The proposal was taken off the table at a European Commission meeting in Brussels yesterday following an objection lodged by the Government.
The Irish representative, a senior official from the Department of Justice, had intended to vote against the proposal at the meeting.
But as the talks got under way yesterday morning, the commission indicated that the proposal was being withdrawn because of the concerns raised by the Irish.
In Dublin yesterday Justice Minister Dermot Ahern admitted that he had been somewhat surprised by the commission's decision, but said it was recognition of the good work that had been done by his officials since he had first highlighted the concerns at a meeting of EU justice and home affairs ministers in July.
He said the Irish objection was justified in the wake of the discovery that agents of the Israeli state had tampered with the details on Irish passports.
He was referring to the findings of gardai and other police forces, which led the Government here to conclude that an official Israeli agency had been responsible for the "misuse and, most likely, the manufacture" of eight fake Irish passports.
The forged passports were subsequently used by Israeli agents, who were alleged to have then murdered Hamas activist Mahmoud al-Mabhouh in a hotel in Dubai.
Mr Ahern said the Irish concerns were also based on the failure of the Israeli government to include the manual examination of passports at border controls in the data-protection legislation.
The Irish were also worried about the status of the Israeli data-protection commissioner, who did not have the independence afforded to his counterparts in EU jurisdictions.

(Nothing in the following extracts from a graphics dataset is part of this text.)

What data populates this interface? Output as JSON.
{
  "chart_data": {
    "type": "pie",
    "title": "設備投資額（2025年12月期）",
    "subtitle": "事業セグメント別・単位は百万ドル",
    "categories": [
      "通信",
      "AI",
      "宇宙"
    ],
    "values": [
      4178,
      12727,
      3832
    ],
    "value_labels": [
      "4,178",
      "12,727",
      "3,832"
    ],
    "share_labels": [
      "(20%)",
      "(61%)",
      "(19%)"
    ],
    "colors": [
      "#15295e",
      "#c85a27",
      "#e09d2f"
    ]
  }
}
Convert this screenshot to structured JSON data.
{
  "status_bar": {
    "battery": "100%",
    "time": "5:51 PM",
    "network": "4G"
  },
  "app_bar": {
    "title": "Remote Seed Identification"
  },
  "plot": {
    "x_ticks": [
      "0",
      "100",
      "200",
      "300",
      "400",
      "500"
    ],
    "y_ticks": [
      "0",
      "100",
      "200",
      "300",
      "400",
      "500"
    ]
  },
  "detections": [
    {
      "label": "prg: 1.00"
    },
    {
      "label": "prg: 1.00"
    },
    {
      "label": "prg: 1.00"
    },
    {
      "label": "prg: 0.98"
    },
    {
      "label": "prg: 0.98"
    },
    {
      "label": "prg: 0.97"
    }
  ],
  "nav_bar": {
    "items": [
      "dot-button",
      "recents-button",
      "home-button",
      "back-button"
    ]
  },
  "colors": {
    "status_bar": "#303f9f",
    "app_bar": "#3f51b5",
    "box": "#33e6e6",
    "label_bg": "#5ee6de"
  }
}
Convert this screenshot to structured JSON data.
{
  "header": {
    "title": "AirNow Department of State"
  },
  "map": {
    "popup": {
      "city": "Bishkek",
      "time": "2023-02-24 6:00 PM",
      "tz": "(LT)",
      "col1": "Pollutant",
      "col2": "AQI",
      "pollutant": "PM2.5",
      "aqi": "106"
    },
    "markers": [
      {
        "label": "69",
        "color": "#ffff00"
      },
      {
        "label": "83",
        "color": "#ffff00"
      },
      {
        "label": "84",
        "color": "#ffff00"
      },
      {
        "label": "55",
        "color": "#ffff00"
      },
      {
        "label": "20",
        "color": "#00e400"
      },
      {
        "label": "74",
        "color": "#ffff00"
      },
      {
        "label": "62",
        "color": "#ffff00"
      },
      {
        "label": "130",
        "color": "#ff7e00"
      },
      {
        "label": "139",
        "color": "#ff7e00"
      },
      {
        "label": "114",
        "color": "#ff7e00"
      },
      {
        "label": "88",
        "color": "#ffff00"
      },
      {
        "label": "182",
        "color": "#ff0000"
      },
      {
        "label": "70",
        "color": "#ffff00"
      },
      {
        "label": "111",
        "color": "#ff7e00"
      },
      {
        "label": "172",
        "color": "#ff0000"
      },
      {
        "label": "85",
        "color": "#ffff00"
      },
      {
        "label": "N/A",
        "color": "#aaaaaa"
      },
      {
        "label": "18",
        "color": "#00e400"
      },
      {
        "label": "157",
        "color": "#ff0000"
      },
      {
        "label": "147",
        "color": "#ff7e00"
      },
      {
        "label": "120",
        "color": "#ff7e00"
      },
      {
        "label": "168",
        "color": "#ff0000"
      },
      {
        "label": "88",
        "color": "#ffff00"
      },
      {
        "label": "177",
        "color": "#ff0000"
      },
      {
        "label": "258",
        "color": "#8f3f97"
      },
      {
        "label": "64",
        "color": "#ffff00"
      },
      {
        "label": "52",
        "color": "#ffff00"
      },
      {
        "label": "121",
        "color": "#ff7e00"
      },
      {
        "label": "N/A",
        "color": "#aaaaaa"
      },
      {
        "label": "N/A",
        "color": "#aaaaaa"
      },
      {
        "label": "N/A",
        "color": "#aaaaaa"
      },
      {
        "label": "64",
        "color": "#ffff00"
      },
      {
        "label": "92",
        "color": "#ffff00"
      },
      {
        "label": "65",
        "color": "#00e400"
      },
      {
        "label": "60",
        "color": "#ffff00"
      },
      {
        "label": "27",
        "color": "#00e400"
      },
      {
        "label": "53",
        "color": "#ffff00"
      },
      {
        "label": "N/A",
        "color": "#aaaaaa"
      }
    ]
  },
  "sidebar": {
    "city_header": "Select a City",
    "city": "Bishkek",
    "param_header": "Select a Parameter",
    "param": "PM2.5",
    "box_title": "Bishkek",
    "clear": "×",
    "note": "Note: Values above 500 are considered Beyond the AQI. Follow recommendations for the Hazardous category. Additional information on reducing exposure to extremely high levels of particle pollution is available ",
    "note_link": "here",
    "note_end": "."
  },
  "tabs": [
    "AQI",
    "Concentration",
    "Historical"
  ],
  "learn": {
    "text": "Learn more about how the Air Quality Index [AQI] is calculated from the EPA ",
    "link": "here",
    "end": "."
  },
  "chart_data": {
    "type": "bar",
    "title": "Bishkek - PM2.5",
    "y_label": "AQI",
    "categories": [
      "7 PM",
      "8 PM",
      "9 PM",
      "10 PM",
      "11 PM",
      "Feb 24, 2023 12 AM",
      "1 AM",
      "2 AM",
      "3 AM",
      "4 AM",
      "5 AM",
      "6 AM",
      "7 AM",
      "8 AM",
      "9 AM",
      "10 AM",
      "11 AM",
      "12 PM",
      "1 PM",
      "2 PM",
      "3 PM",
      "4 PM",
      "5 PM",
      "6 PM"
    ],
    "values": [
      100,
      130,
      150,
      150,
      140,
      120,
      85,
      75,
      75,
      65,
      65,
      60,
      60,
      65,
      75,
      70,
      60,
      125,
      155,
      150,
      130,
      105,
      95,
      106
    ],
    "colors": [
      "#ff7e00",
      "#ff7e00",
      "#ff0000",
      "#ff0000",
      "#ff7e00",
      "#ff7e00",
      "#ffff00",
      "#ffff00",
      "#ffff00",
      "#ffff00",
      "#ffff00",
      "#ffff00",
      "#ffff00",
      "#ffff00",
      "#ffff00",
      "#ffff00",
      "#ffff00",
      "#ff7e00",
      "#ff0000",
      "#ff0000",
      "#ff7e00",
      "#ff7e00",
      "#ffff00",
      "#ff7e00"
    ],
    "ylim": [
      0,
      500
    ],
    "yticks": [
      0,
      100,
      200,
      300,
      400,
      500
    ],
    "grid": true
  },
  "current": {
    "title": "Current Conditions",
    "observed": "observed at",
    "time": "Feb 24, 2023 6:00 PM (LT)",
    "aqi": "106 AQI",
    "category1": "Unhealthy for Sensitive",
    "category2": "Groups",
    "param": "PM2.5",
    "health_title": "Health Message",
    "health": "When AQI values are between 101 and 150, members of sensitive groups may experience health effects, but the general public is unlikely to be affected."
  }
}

It is understood that the British government, while indicating that they understood the Irish objections, would have supported the proposal if the issue had gone to a vote.
Last June an Israeli diplomat was expelled from Dublin in retaliation for the Israeli passport abuses.
Asked if the Irish stance at the meeting would further affect relations between the two states, Mr Ahern said that was a matter for the diplomats.
EU states are represented by civil servants at the meetings and Mr Ahern only became aware in July that the commission intended to push through the Israeli application "on the nod" -- without a vote.
Following the Irish objections, the commission postponed a final decision until yesterday.